Tren kereta cepat saat ini adalah berpenggerak listrik dengan teknologi magnetic levitation. Tapi tidak ada informasi yang menyebutkan kereta cepat Jakarta-Bandung ini berteknologi maglev.
Pada awalnya turbin uap
Kalau kita merunut sejarah kereta api, maka kita akan mengetahui bahwa pada awalnya kereta api digerakkan oleh mesin uap. Prinsip kerjanya adalah membakar bahan bakar, seperti batu bara dan kayu, yang kemudian menghasilkan uap. Uap tersebut menggerakkan piston, kemudian gerakan piston menggerakan roda kereta.
Kemudian jaman berikutnya ditandai dengan munculnya mesin motor diesel. Mesin diesel ini dalam beberapa dekade menggerakkan lokomotif yang menarik gerbong kereta di banyak negara di berbagai belahan bumi.
Selanjutnya dalam rekayasa teknik penggerak kereta, ditambahkanlah dinamo ke motor diesel. Hal ini secara tidak sengaja menjadi peletakan dasar dari penemuan kereta bermesin listrik. Pada era berikutnya, ternyata diketahui bahwa menghasilkan energi listrik lebih mudah daripada menghasilkan energi BBM.
Akhirnya para perekayasa mengganti motor diesel dengan motor listrik yang lebih efisien.

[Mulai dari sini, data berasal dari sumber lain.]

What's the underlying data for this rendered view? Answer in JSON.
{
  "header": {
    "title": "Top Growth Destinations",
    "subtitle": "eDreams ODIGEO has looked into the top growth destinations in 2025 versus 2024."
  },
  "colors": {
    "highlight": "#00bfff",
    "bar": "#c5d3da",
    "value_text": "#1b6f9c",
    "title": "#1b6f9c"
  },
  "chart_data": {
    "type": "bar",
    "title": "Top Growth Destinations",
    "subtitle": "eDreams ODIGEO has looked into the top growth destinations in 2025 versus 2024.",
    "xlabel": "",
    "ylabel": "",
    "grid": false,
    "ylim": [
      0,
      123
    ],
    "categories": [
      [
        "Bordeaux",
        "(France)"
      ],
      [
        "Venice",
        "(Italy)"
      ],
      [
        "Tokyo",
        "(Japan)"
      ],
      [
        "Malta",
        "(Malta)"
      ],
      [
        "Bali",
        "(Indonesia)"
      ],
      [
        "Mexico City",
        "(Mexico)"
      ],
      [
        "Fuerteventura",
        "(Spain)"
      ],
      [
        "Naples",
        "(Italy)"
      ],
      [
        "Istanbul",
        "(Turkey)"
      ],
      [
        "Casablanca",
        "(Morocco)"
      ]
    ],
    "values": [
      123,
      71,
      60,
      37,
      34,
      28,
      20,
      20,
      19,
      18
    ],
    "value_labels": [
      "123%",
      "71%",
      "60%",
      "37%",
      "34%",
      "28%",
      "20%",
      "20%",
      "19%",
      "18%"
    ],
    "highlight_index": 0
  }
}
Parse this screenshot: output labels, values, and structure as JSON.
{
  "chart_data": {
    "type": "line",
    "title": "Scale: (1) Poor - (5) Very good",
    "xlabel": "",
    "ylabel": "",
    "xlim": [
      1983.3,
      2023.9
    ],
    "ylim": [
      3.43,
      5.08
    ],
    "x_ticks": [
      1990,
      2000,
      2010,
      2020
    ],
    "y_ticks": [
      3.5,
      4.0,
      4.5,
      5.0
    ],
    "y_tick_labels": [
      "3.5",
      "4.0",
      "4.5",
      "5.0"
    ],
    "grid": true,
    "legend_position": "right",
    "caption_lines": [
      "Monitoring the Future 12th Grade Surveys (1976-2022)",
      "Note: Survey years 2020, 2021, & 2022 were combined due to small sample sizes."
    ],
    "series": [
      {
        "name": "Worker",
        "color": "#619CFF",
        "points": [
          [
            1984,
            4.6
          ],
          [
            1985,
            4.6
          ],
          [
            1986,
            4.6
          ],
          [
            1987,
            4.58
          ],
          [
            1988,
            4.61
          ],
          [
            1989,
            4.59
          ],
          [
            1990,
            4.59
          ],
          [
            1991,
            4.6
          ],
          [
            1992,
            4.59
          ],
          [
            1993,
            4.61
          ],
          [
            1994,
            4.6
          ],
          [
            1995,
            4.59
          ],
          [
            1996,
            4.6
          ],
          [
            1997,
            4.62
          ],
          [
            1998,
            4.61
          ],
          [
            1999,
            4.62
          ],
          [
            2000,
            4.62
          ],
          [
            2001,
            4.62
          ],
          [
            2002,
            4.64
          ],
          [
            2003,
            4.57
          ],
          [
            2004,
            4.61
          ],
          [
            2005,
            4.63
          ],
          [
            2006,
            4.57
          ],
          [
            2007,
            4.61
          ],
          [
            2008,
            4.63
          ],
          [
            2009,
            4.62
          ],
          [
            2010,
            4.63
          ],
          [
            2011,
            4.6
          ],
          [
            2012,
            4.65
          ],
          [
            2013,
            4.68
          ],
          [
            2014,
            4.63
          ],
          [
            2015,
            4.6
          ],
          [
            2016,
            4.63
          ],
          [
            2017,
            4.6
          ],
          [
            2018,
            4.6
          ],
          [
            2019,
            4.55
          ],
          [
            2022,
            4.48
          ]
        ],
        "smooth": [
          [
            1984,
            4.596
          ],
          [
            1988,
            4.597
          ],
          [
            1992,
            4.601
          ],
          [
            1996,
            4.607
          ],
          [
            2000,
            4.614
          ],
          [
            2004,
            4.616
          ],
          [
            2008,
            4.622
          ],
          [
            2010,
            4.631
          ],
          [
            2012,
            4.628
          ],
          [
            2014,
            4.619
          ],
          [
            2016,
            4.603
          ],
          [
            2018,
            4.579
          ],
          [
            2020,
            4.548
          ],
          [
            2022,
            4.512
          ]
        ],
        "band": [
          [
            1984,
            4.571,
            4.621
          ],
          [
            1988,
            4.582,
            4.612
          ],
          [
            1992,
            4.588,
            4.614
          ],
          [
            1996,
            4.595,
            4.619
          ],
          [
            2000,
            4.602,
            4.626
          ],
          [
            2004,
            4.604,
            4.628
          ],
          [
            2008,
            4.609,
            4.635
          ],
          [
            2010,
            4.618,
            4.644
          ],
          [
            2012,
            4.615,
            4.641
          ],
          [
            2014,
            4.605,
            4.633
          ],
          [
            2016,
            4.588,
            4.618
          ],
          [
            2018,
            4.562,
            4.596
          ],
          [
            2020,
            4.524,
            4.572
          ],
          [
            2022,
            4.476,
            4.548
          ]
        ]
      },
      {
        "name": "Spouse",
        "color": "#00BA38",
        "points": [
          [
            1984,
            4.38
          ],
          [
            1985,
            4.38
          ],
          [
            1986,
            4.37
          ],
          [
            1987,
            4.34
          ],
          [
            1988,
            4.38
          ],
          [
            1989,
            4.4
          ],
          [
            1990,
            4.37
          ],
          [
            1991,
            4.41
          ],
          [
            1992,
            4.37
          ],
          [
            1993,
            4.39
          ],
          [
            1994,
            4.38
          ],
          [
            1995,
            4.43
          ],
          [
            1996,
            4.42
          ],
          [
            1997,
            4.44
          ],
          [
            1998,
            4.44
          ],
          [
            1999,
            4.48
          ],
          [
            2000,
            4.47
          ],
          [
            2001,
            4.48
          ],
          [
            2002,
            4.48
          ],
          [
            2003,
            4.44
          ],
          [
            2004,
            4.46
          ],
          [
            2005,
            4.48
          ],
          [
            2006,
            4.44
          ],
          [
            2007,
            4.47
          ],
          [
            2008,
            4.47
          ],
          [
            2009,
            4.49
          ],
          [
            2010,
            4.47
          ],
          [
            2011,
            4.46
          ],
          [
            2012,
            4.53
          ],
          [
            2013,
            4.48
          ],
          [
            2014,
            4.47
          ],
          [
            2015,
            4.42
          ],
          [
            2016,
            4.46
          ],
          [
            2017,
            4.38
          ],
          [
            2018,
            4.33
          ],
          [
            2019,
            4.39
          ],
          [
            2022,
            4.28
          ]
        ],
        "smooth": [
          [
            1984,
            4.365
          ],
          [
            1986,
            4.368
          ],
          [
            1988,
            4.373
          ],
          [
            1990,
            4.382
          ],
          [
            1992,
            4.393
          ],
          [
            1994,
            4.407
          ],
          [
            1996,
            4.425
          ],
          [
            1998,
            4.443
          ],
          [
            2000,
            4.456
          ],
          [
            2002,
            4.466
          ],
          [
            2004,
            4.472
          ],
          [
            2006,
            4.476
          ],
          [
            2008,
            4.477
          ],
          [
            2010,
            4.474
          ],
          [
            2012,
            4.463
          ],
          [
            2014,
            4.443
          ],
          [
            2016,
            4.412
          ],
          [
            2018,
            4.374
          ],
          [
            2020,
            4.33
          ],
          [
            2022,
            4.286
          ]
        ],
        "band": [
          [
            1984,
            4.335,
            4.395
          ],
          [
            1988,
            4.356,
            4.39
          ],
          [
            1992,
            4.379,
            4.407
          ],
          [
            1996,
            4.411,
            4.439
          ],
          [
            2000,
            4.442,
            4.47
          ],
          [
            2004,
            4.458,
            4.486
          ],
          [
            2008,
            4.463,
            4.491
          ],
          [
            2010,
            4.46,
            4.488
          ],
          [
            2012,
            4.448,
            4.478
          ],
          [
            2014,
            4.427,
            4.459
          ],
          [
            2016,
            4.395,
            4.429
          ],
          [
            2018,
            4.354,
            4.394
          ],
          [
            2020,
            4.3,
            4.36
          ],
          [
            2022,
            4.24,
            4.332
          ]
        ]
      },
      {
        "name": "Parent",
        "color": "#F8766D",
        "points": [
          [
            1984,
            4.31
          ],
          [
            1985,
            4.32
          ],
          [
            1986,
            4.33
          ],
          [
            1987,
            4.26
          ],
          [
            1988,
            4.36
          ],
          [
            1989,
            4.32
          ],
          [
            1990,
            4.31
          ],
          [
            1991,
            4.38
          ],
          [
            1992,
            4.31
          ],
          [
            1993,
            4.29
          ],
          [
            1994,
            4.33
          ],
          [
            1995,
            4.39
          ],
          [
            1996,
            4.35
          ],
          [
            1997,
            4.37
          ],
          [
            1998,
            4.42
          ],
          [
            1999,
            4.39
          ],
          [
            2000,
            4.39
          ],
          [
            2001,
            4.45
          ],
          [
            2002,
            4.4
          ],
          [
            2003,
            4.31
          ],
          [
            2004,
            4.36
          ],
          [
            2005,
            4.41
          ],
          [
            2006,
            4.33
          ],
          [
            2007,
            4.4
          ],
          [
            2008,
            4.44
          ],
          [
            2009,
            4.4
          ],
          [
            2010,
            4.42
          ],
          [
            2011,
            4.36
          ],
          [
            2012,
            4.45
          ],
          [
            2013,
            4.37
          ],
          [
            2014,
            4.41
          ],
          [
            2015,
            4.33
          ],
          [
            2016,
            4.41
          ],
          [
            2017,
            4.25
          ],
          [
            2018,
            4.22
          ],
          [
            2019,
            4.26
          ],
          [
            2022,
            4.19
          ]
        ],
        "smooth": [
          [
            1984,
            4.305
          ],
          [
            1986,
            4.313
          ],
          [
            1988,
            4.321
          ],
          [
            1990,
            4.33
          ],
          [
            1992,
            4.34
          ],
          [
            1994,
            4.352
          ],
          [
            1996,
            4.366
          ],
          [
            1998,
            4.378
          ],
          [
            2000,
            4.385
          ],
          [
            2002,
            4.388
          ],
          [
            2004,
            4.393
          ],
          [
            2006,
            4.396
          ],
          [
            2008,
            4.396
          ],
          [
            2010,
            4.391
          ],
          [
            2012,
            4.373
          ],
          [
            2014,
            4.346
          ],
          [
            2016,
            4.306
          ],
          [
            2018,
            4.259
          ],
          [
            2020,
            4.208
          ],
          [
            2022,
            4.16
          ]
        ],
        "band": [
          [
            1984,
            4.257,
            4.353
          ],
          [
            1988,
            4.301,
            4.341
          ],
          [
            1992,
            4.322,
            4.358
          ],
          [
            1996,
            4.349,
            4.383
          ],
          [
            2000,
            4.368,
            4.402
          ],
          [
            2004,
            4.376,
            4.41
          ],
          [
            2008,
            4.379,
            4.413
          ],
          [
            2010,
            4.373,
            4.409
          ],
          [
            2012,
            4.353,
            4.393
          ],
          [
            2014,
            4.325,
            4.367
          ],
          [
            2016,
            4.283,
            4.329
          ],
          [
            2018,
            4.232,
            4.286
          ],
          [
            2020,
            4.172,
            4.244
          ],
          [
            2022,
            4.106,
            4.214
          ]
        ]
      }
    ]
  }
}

Di sinilah kemudian kereta cepat bekerja sepenuhnya menggunakan energi listrik. Kereta tidak lagi menggendong bahan bakar di muatannya kemana-mana. Energi tidak lagi didapat dari pengubahan bahan bakar kayu atau minyak bumi, melainkan dari lintasan yang dilalui. Sehingga dapat memperoleh kecepatan tinggi.
Pada kondisi ini, kereta cepat bahkan tidak menggunakan roda lagi. Kereta bergerak langsung pada rel yang agak berbeda dengan rel konvensional.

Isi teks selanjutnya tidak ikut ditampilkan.